Inside Parents Hall, Drake University students in hoodies sat across from elected officials and environmental experts in stiff suits.
On Feb. 17, these varied groups came together with a singular, urgent issue in mind: Iowa’s water quality.
The event, titled “What About Our Water?” was an evening of advocacy and networking hosted by the Office of Sustainability.
Sustainability Coordinator Sydney Dvorak addressed purple, orange and green color-coded tables of community members, standing in front of a projected map with the key. At purple tables sat experts; at orange, sat representatives; and green, sat those leading letter writing — with students scattered throughout.
Dvorak thanked attendees for coming and invited students to bounce around the tables, have conversations and learn.
“Everyone is from a different area, different expertise, so they all know different things,” Dvorak said to the group. “If someone can’t answer your question, they might be able to direct you to someone else.”
In her introduction to the event, Dvorak directed attendees to the green tables, where they could write letters to legislators about water-quality-specific policy.

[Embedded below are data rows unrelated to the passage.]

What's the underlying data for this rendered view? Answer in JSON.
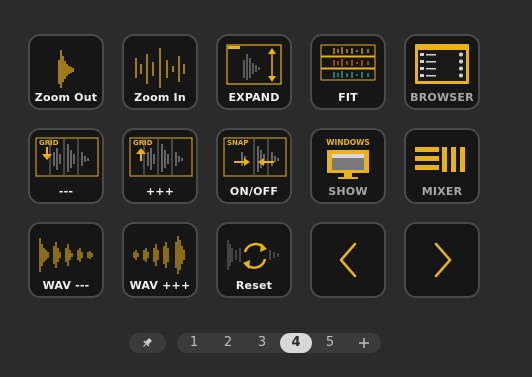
{
  "colors": {
    "accent": "#e8b21a",
    "key_bg": "#161616",
    "key_border": "#4a4a4a",
    "background": "#2b2b2b"
  },
  "keys": [
    {
      "label": "Zoom Out",
      "icon": "zoom-out-waveform-icon"
    },
    {
      "label": "Zoom In",
      "icon": "zoom-in-waveform-icon"
    },
    {
      "label": "EXPAND",
      "icon": "expand-vertical-icon"
    },
    {
      "label": "FIT",
      "icon": "fit-tracks-icon"
    },
    {
      "label": "BROWSER",
      "icon": "browser-list-icon"
    },
    {
      "label": "---",
      "icon": "grid-decrease-icon",
      "icon_text": "GRID"
    },
    {
      "label": "+++",
      "icon": "grid-increase-icon",
      "icon_text": "GRID"
    },
    {
      "label": "ON/OFF",
      "icon": "snap-toggle-icon",
      "icon_text": "SNAP"
    },
    {
      "label": "SHOW",
      "icon": "windows-show-icon",
      "icon_text": "WINDOWS"
    },
    {
      "label": "MIXER",
      "icon": "mixer-bars-icon"
    },
    {
      "label": "WAV ---",
      "icon": "wave-zoom-out-icon"
    },
    {
      "label": "WAV +++",
      "icon": "wave-zoom-in-icon"
    },
    {
      "label": "Reset",
      "icon": "reset-refresh-icon"
    },
    {
      "label": "",
      "icon": "chevron-left-icon"
    },
    {
      "label": "",
      "icon": "chevron-right-icon"
    }
  ],
  "pager": {
    "pin_icon": "pin-icon",
    "pages": [
      "1",
      "2",
      "3",
      "4",
      "5"
    ],
    "active_page": "4",
    "add_icon": "plus-icon"
  }
}
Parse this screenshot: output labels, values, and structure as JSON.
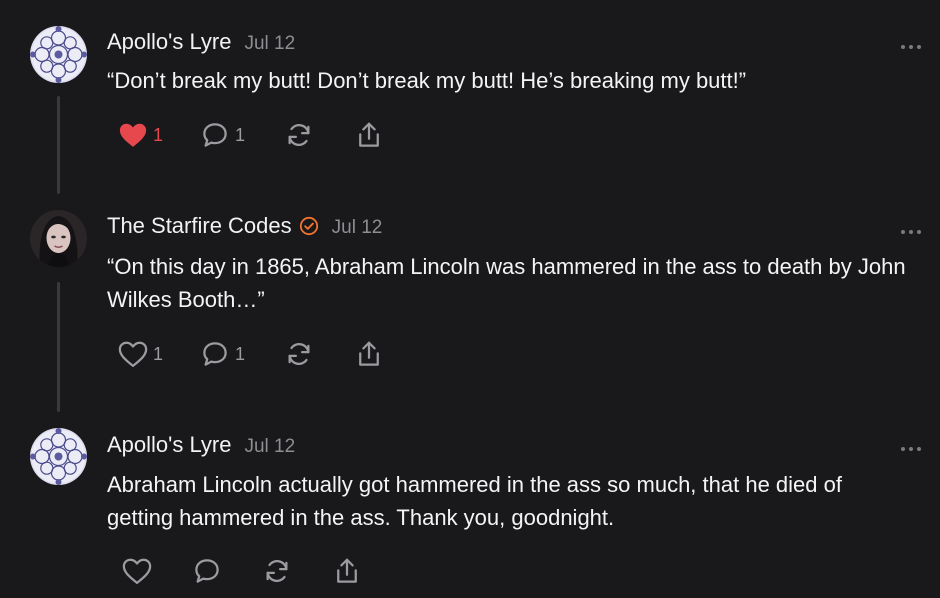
{
  "posts": [
    {
      "author": "Apollo's Lyre",
      "date": "Jul 12",
      "verified": false,
      "text": "“Don’t break my butt! Don’t break my butt! He’s breaking my butt!”",
      "likes": "1",
      "liked": true,
      "comments": "1"
    },
    {
      "author": "The Starfire Codes",
      "date": "Jul 12",
      "verified": true,
      "text": "“On this day in 1865, Abraham Lincoln was hammered in the ass to death by John Wilkes Booth…”",
      "likes": "1",
      "liked": false,
      "comments": "1"
    },
    {
      "author": "Apollo's Lyre",
      "date": "Jul 12",
      "verified": false,
      "text": "Abraham Lincoln actually got hammered in the ass so much, that he died of getting hammered in the ass. Thank you, goodnight.",
      "likes": "",
      "liked": false,
      "comments": ""
    }
  ],
  "colors": {
    "background": "#19181b",
    "like_active": "#e6484e",
    "verified_badge": "#f0742f",
    "muted": "#8e8d92"
  },
  "icons": [
    "heart-icon",
    "comment-icon",
    "repost-icon",
    "share-icon",
    "more-icon",
    "verified-icon"
  ]
}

As the voter and civic engagement peer for the Community Engaged Learning Office, Chloe Lepak collaborated with the Office of Sustainability to host the letter-writing table. Her focus was to enable people to not only digest new information, but also do something with that information, Lepak said.
While her role focuses on the legislative side of things, in the two years she’s held the position, Lepak said she’s had a lot of opportunities to work with environmental advocates because “they tend to be really passionate about writing letters to legislators.”
For Dvorak, the event was the only logical response to a summer defined by a county-wide water study and a month-long lawn-watering ban.
“I talked to a lot of students who were like, ‘What’s even going on? We don’t understand,” Dvorak said. “I wanted to host this event where we could figure out what’s going on and what are we doing about it … That’s why I brought these experts and representatives to talk to you.”
Lepak commended Dvorak’s personal approach to the event. That conversational structure helped make “a very abstract macro concept” like fixing water quality feel more accessible and “not completely hopeless.”
“One of the things that we’re definitely missing [at Drake] are more like conversation-style events,” Lepak said. “Some people know what nitrates are and some people don’t … being able to have the open table system allows everybody’s learning levels to get what they want out of it.”
Sophomore student Sophia Reeves attended the event as a member of Drake’s Environmental Action League. It was her first time at an active roundtable event like “What About Our Water?”
“This has been a very unique experience for me to be able to talk with people about what they care about, what they know about, what they’re doing research about,” Reeves said.
Reeves’s conversations touched on cancers in water, concerns with generative AI using Des Moines water for system use and maintenance and access to filtration systems, she said.
“It’s just important that as we’re a part of this community, we’re trying to take care of it as well and make sure that everyone has access to stuff that they need,” Reeves said.
Communities need students who care like Reeves, said Cody Smith, the director of climate initiatives at the Iowa Environmental Council. Smith sat at one of the environmental expert tables and spoke with students throughout the event.
In a conversation with students about turning environmental data into real-world change, Smith said the personal element is crucial.
“The science is here; we can figure that out. The policy solutions, we can figure that out,” Smith said. “But the stories are the only things that are going to actually make this happen.”